Overseas Aid: HIV Infection

(asked on 24th June 2021) - View Source

Question to the Foreign, Commonwealth & Development Office:

To ask the Secretary of State for Foreign, Commonwealth and Development Affairs, what steps the Government took to tackle HIV and AIDS worldwide in the (a) late 1990s and (b) early 2000s; and how much funding was allocated to that work during that time period.


Answered by
Wendy Morton Portrait
Wendy Morton
This question was answered on 29th June 2021

The Department for International Development (DFID)'s departmental report in 2000 (https://assets.publishing.service.gov.uk/government/uploads/system/uploads/attachment_data/file/67962/deptreport2000.pdf) summarised UK efforts to tackle HIV and AIDS worldwide in 1999. This included multilateral support to agencies such as UNAIDS and bilateral sexual and reproductive health programmes in Ghana, Kenya, Malawi, Nigeria, South Africa, Tanzania, Uganda, Zambia, Zimbabwe, Bangladesh, China and India. During 1999, DFID also announced £14 million for global AIDS vaccine research.

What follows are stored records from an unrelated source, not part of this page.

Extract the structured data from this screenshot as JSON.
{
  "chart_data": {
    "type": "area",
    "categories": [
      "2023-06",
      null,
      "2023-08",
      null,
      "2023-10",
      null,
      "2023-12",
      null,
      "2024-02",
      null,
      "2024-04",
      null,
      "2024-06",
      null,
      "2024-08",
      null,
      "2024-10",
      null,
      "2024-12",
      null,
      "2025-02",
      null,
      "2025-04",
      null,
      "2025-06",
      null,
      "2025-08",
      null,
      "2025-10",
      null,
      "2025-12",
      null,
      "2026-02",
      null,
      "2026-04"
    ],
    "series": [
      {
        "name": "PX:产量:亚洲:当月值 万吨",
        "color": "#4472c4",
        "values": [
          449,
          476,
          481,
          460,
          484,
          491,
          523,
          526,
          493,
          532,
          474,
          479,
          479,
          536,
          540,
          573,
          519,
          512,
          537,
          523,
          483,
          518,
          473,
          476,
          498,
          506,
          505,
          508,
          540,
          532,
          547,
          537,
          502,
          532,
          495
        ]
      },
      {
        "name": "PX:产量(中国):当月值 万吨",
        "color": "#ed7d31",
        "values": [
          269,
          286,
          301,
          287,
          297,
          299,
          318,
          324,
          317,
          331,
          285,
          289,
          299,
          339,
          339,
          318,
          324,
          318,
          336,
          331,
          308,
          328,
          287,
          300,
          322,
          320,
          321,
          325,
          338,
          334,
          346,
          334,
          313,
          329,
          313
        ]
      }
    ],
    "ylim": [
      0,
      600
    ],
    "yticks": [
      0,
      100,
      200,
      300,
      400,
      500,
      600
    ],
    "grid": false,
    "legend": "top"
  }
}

In 2001, DFID published a new Strategy on HIV/AIDS, and this was refreshed in 2004. In 2003, DFID established a new HIV/AIDS Policy Team and published a Call for Action on HIV/AIDS as part of intensified efforts to tackle the pandemic. A National Audit Office review of DFID's response to HIV/AIDS in 2004 (https://www.nao.org.uk/wp-content/uploads/2004/06/0304664es.pdf) identified "DFID's broad-based approach, its flexibility of response in-country, and its role in supporting research as strengths", the review also included an analysis of spend UK aid spend on HIV and AIDS.